As serendipity would have it, Rhiannon Sommers was the very last to audition for maddening, yet irresistible Amanda, and director Mark Stratton must have thought all his Sommers had come at once, because she is utterly marvellous from start to finish and head to toe in this perfectly polished period drama.

Famously written in only four days in 1930 while Coward was in bed nursing flu in Shanghai on a tour of the Far East, his sculpted comedy of elegant manners, frivolous folk and disingenuous behaviour meets with a suitably snazzy design by Graham Kirk on the Robinson Institute's compact stage.

Kirk begins by evoking the Thirties' French sea air on the sun-drenched balcony of a grand Deauville hotel as Nicholas Goode's Elyot Chase starts his honeymoon with his second wife, Laura McAlpine's doe-eyed, much younger, cautious Sybil.

Quite by chance, honeymooning in the adjoining room is ex-wife Amanda (Sommers) and her decent, if dull and pompous new beau, Victor Prynne (Garry Summers, with just the right slant of moustache).

York Press:

Off to a tea: Esk Valley Theatre's elegant production of Noel Coward's Private Lives. Picture: Tony Bartholomew

Married for only three years and divorced for five, nevertheless rational thinking is tossed aside in an uncontrollable rekindling of a never extinguished flame of passion as gadflies Elyot and Amanda abandon the inexperienced Sybil and stuffy Victor and fall in love anew, madly more than deeply.
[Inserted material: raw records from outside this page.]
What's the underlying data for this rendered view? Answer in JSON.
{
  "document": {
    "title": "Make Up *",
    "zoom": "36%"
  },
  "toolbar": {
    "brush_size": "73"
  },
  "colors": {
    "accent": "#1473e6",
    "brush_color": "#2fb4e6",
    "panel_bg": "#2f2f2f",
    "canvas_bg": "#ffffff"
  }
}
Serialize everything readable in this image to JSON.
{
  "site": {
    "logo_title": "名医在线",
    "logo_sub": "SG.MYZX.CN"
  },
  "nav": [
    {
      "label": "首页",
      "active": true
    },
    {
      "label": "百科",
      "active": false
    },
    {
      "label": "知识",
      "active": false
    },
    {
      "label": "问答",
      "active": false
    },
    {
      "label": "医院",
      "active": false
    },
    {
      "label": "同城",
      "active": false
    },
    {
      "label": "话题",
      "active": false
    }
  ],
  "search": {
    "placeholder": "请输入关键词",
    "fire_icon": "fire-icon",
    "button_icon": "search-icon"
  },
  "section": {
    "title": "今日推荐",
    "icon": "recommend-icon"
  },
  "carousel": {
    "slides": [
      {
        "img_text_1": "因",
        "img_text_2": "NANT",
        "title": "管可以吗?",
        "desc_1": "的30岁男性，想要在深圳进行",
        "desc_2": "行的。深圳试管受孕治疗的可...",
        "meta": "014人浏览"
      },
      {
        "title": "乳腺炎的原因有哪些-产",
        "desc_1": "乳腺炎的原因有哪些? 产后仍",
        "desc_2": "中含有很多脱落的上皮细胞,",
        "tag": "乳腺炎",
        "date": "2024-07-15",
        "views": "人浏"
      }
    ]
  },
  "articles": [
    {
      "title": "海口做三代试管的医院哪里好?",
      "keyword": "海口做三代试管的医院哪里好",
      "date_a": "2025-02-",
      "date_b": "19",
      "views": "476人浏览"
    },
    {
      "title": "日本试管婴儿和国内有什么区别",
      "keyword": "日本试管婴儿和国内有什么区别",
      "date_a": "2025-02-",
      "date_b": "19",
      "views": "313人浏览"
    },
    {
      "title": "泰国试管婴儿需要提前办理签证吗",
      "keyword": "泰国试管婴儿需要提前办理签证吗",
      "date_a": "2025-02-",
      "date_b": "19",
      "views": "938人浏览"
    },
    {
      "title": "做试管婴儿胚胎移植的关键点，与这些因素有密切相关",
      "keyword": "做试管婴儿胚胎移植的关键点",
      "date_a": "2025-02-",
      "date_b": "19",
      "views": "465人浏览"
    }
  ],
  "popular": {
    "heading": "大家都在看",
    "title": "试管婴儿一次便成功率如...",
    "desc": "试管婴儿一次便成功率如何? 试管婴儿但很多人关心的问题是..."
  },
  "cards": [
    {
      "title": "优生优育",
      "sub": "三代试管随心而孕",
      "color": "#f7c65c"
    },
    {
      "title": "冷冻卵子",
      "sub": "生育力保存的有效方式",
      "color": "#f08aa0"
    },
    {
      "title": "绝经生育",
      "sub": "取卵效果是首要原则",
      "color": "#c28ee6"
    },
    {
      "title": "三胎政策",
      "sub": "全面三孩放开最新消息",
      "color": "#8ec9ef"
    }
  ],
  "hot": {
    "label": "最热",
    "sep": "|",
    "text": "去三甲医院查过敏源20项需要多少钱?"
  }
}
Off to Paris they giddily go, where Goode's waspish, stinging Elyot and Sommers' easily bored Amanda delight in the devilry and dash of Coward's humour, but crucially Stratton's lead actors locate the creeping sadness of a couple in a cycle of attraction, irritation and disaffection.

This second act is beautifully choreographed, Goode and Sommers engaged in a reckless, feckless pas de deux where Amanda is wound up by Elyot's sardonic air, he by her capricious nature, as they spark up cigarettes one after another but never to any soothing satisfaction.

Coward once conceded Sybil and Victor were "little better than ninepins, lightly wooden and only there at all to be repeatedly knocked down and stood up again", but Stratton has cast well in McAlpine and Summers, who judge exquisitely how to annoy spouses, each other and audience alike to our rising amusement.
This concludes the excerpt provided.